Estos dos eran despiadados.

—Por cierto, el Director Dawson mencionó hace unos días que las relaciones sentimentales en la oficina están prohibidas. Ya que esa regla existe, no puede ser solo para aparentar. Entonces, entre usted y la Asistente Lynn, ¿quién se va a ir? —preguntó Summer de repente.

—No estaba en una relación con el Director Dawson; solo ocurrió accidentalmente —resopló Iris Lynn, negándose a irse, sintiéndose agraviada.

—Sí, nos tendieron una trampa y simplemente ocurrió por accidente —dijo Raymond Dawson en voz baja.

—Si fue una ocurrencia accidental, ¿por qué el Director Dawson estaba quedándose en el lugar de Iris Lynn anoche? ¿Necesito mostrar la vigilancia de él entrando a su casa? —dijo Elias Spencer seriamente, inmediatamente enviando las imágenes de vigilancia de él entrando al lugar de Iris Lynn al chat grupal del trabajo.

Se podía ver claramente cuándo entró al edificio y cuándo salió.
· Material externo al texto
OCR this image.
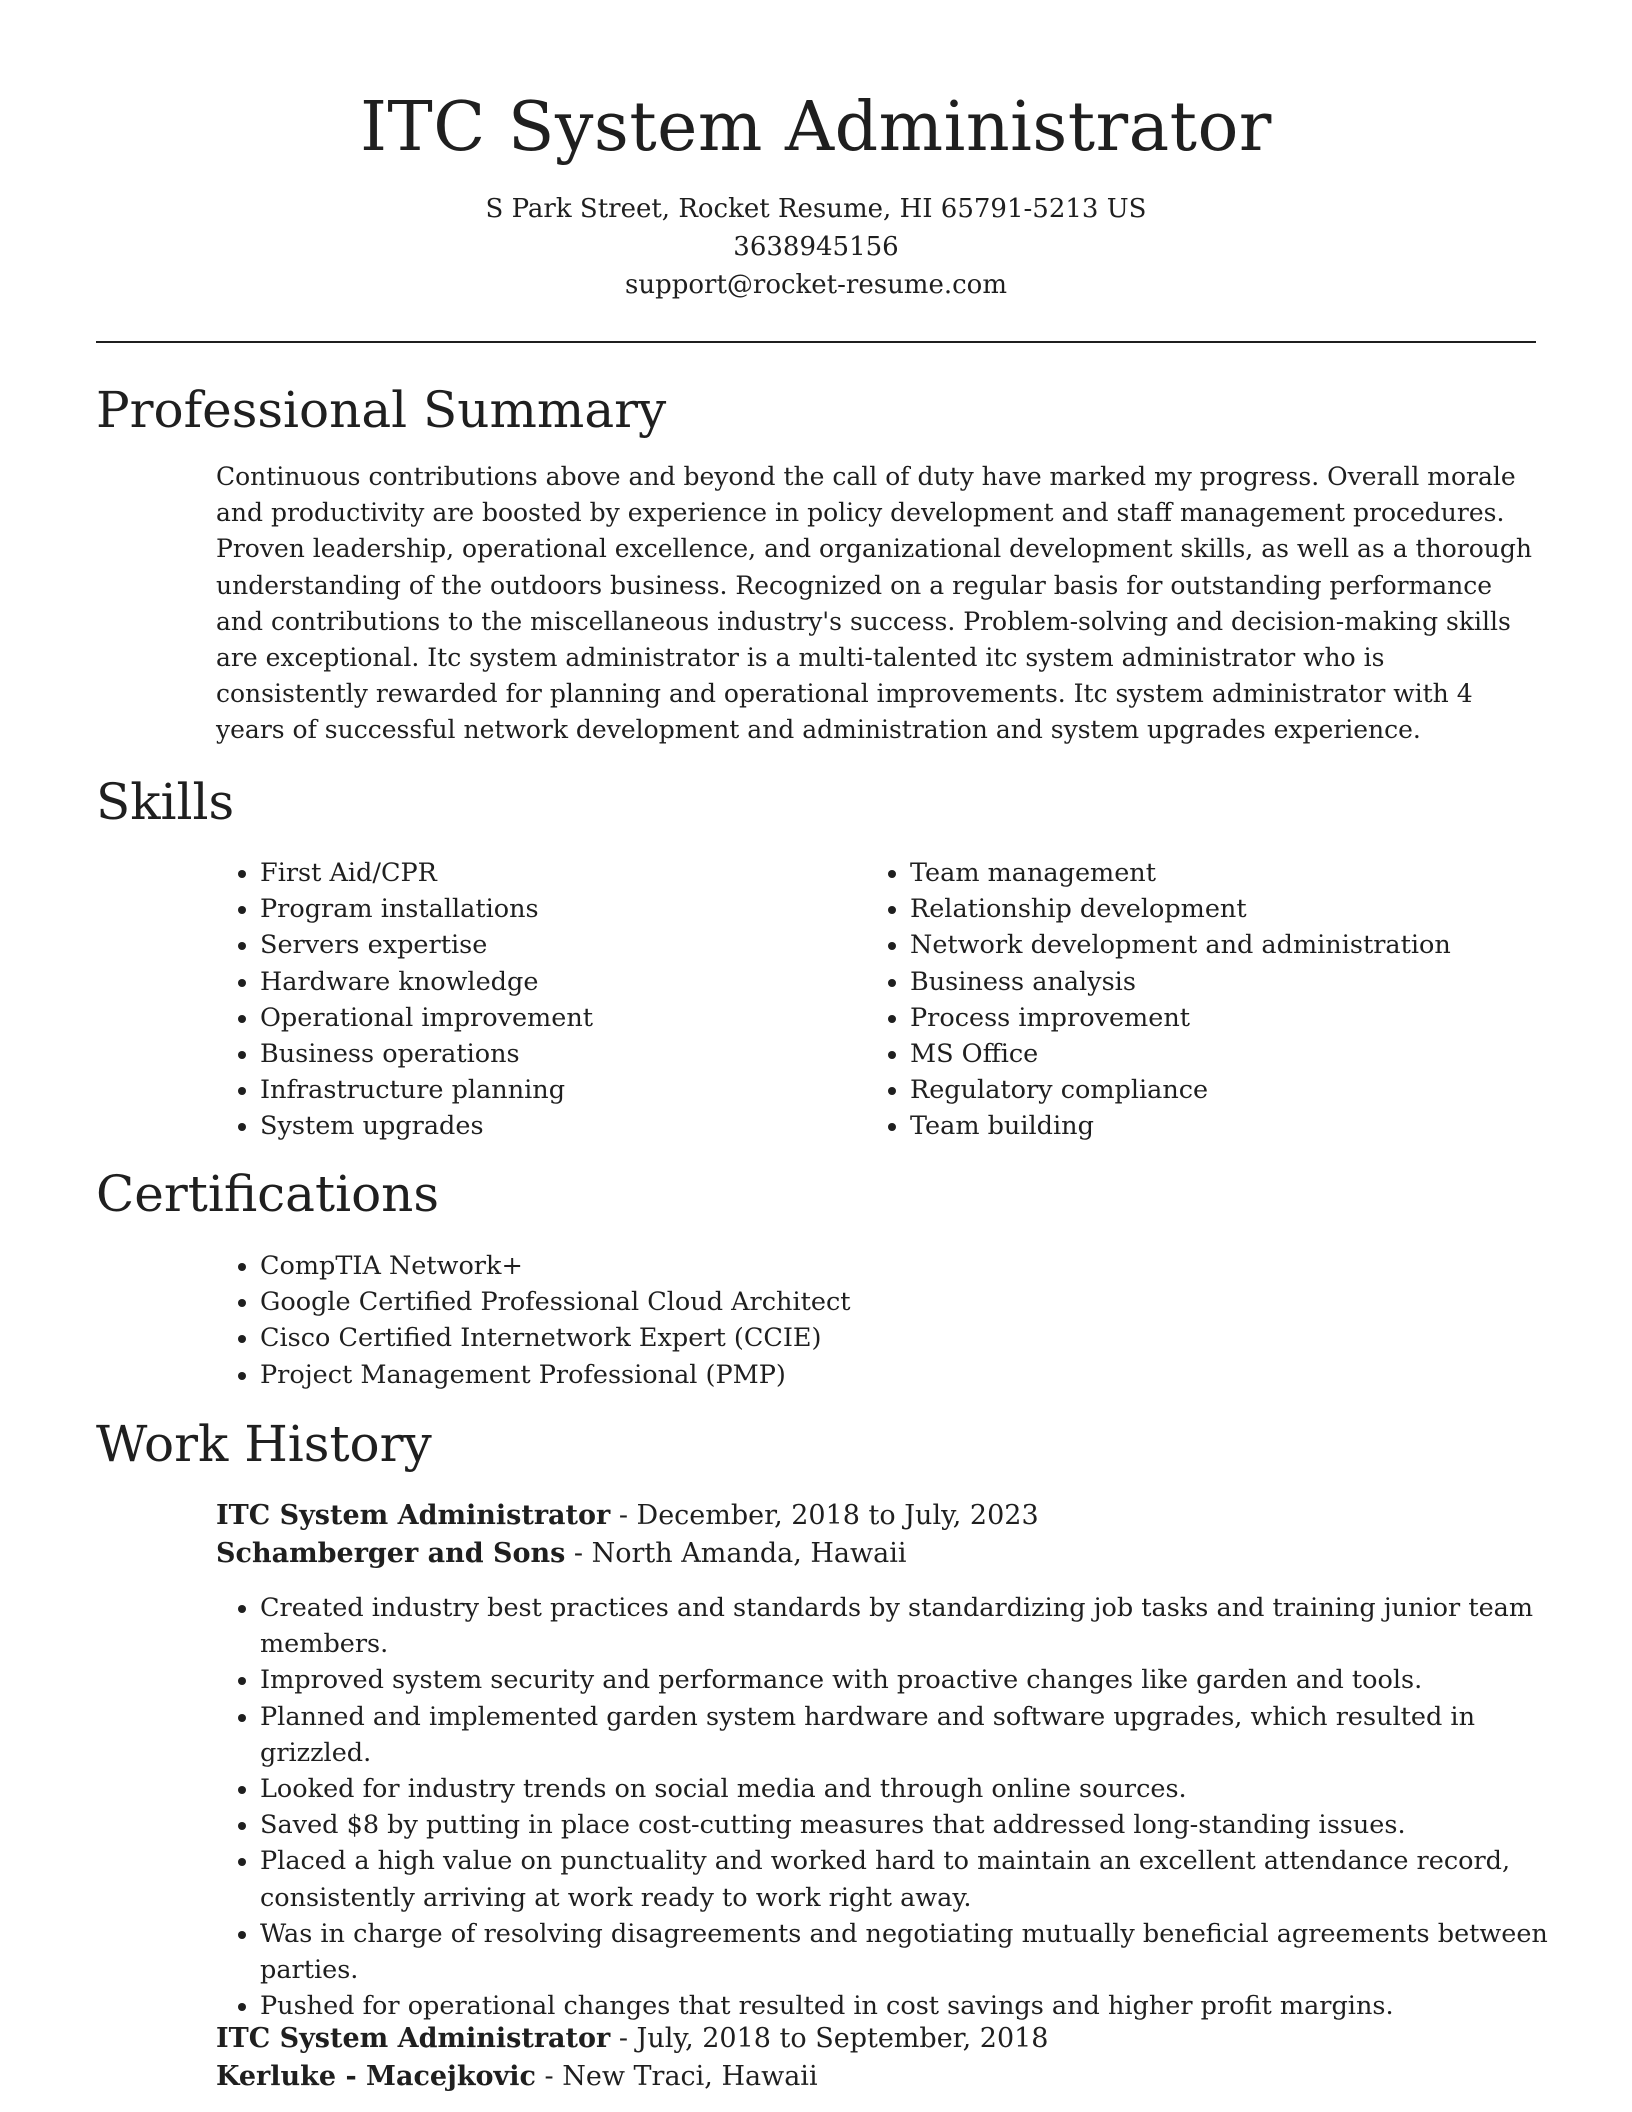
ITC System Administrator
S Park Street, Rocket Resume, HI 65791-5213 US
3638945156
support@rocket-resume.com
Professional Summary

Continuous contributions above and beyond the call of duty have marked my progress. Overall morale and productivity are boosted by experience in policy development and staff management procedures. Proven leadership, operational excellence, and organizational development skills, as well as a thorough understanding of the outdoors business. Recognized on a regular basis for outstanding performance and contributions to the miscellaneous industry's success. Problem-solving and decision-making skills are exceptional. Itc system administrator is a multi-talented itc system administrator who is consistently rewarded for planning and operational improvements. Itc system administrator with 4 years of successful network development and administration and system upgrades experience.

Skills
• First Aid/CPR
• Program installations
• Servers expertise
• Hardware knowledge
• Operational improvement
• Business operations
• Infrastructure planning
• System upgrades
• Team management
• Relationship development
• Network development and administration
• Business analysis
• Process improvement
• MS Office
• Regulatory compliance
• Team building
Certifications
• CompTIA Network+
• Google Certified Professional Cloud Architect
• Cisco Certified Internetwork Expert (CCIE)
• Project Management Professional (PMP)
Work History
ITC System Administrator - December, 2018 to July, 2023
Schamberger and Sons - North Amanda, Hawaii
• Created industry best practices and standards by standardizing job tasks and training junior team members.
• Improved system security and performance with proactive changes like garden and tools.
• Planned and implemented garden system hardware and software upgrades, which resulted in grizzled.
• Looked for industry trends on social media and through online sources.
• Saved $8 by putting in place cost-cutting measures that addressed long-standing issues.
• Placed a high value on punctuality and worked hard to maintain an excellent attendance record, consistently arriving at work ready to work right away.
• Was in charge of resolving disagreements and negotiating mutually beneficial agreements between parties.
• Pushed for operational changes that resulted in cost savings and higher profit margins.
ITC System Administrator - July, 2018 to September, 2018
Kerluke - Macejkovic - New Traci, Hawaii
Sabiendo que podrían intentar escabullirse, alguien lo había estado siguiendo y monitoreando todo el tiempo.

Raymond Dawson vio un video en el teléfono de un empleado y se enfureció. ¡Este maldito hombre lo había seguido y monitoreado!

¿Quién es realmente el de la mente astuta?

—¿Quién se va? —preguntó Summer nuevamente.